Though the plan was initially for Netflix to be a one-stop shop for Disney content from 2016 going forward, Disney has decided to go in a different direction and has already taken key steps towards doing so. Disney announced Wednesday that it has acquired an additional 42 percent share in BAMTech, a streaming technology company owned by the online and interactive branch of Major League Baseball, Major League Baseball Advanced Media (MLBAM). "We felt that having control of a platform we've been very impressed with after buying 33 percent of it a year ago would give us control of our destiny, “Iger said.

Netflix currently streams over 100 Disney titles, including box office hits such as The Chronicles of Narnia, Lilo & Stitch, and Pirates of the Caribbean: The Curse of the Black Pearl. If losing access to those wasn’t enough to break your heart, it should be noted that Disney also owns the Marvel Cinematic Universe (MCU) which contains title such as Dr. Strange and Captain America: Civil War – both currently streaming on Netflix (US). Disney’s move is strategically important as this will directly affect highly anticipated upcoming MCU titles such as Black Panther, Thor: Ragnarok, and Avengers: Infinity War.

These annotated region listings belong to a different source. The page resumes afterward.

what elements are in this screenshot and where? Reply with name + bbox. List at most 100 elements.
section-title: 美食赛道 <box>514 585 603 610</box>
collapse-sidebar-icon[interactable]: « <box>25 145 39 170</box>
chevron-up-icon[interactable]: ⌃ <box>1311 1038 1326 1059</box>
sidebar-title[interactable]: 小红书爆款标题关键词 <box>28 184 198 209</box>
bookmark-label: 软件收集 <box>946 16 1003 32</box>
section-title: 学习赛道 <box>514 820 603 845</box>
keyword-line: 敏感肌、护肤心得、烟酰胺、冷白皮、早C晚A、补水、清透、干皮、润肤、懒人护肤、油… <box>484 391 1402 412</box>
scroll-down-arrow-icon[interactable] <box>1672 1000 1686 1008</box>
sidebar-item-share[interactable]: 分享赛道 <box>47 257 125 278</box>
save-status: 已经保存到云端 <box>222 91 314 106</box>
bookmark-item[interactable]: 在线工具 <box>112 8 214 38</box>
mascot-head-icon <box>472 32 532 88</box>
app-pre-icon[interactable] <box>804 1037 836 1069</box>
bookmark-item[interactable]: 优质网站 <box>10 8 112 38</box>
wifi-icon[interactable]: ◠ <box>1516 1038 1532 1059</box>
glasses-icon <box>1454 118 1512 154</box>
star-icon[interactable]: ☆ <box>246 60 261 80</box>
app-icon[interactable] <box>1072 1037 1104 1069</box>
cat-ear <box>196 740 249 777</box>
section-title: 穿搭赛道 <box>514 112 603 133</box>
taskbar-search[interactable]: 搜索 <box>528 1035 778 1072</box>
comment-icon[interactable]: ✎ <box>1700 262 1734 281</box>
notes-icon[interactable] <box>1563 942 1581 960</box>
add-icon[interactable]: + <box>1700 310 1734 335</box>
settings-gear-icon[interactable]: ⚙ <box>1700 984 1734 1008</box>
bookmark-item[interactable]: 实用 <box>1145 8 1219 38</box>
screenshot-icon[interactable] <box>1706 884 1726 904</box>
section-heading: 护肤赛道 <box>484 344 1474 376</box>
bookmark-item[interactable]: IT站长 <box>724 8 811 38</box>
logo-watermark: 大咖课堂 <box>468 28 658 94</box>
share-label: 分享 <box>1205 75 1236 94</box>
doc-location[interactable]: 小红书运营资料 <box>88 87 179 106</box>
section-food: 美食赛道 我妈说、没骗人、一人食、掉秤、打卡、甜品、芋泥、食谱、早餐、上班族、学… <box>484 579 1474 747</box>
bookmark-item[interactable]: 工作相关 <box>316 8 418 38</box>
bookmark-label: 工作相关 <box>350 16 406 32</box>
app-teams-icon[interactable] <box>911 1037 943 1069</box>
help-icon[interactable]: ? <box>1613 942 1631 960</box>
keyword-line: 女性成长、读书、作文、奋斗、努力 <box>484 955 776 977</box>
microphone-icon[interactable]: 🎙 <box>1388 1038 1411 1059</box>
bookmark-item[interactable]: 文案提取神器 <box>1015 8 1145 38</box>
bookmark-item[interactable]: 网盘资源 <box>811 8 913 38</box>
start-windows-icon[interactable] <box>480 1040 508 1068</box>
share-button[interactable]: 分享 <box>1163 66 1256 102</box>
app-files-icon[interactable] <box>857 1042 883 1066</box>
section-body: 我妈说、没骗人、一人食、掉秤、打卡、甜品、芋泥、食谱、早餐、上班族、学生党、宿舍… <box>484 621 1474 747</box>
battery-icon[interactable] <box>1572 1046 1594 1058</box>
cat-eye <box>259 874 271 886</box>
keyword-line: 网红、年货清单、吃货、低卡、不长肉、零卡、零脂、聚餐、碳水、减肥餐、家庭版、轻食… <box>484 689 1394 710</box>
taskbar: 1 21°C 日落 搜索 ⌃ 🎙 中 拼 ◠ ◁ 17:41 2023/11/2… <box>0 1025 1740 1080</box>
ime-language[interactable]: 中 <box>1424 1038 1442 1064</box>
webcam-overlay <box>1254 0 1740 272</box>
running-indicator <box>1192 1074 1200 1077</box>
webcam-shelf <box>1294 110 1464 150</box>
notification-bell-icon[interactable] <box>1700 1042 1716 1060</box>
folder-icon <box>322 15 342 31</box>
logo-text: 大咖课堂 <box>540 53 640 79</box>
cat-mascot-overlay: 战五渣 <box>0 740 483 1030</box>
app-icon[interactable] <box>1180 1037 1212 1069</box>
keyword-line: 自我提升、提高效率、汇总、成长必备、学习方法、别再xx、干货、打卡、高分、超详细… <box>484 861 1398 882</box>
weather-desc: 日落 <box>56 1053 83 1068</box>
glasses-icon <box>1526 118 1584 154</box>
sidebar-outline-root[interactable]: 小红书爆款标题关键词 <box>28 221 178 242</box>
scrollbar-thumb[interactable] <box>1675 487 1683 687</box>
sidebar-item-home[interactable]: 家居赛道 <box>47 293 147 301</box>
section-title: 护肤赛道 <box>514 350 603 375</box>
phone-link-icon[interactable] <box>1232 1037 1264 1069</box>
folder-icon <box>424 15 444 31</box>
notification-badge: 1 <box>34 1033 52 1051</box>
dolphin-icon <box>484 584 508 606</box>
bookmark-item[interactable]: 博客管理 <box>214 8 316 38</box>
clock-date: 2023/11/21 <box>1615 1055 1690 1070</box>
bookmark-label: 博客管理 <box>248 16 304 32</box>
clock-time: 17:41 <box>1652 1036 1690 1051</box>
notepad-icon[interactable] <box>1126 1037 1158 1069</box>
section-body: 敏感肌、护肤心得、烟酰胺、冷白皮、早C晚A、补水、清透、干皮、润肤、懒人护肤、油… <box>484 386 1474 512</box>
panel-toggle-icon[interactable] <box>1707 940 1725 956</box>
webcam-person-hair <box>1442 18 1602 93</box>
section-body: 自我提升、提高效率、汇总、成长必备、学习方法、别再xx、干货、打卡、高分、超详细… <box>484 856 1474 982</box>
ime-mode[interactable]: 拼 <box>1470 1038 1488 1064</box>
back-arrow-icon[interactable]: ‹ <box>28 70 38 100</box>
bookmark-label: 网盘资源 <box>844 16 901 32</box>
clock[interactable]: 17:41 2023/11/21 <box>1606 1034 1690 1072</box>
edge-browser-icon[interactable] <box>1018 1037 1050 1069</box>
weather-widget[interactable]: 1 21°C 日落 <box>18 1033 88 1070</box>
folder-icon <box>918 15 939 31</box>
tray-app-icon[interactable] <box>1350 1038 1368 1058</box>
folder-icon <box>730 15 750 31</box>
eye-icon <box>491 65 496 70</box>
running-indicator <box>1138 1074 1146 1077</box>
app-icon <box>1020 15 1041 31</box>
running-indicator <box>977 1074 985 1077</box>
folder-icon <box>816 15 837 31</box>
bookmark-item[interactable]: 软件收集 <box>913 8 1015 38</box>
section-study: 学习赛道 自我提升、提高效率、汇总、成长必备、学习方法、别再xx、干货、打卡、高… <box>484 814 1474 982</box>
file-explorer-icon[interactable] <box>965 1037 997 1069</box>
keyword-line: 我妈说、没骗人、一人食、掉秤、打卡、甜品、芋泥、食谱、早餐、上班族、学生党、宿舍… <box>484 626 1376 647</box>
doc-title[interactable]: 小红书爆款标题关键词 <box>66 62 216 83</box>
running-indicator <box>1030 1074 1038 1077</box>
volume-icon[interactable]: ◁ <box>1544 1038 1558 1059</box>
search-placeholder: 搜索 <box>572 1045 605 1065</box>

Netflix subscribers will still have time to watch Disney movies, as the content will not be removed until 2018, as Disney launches its service with ESPN One, which will stream a whopping 10,000 sporting events annually and continues with Disney Media in 2019, investing heavily in original content for its new streaming platform.

This new direction will not affect Disney’s deal with Hulu – which streams a lot of Disney’s older content or Netflix’s Marvel TV shows such as Daredevil, Luke Cage, and the upcoming mini-series The Defenders.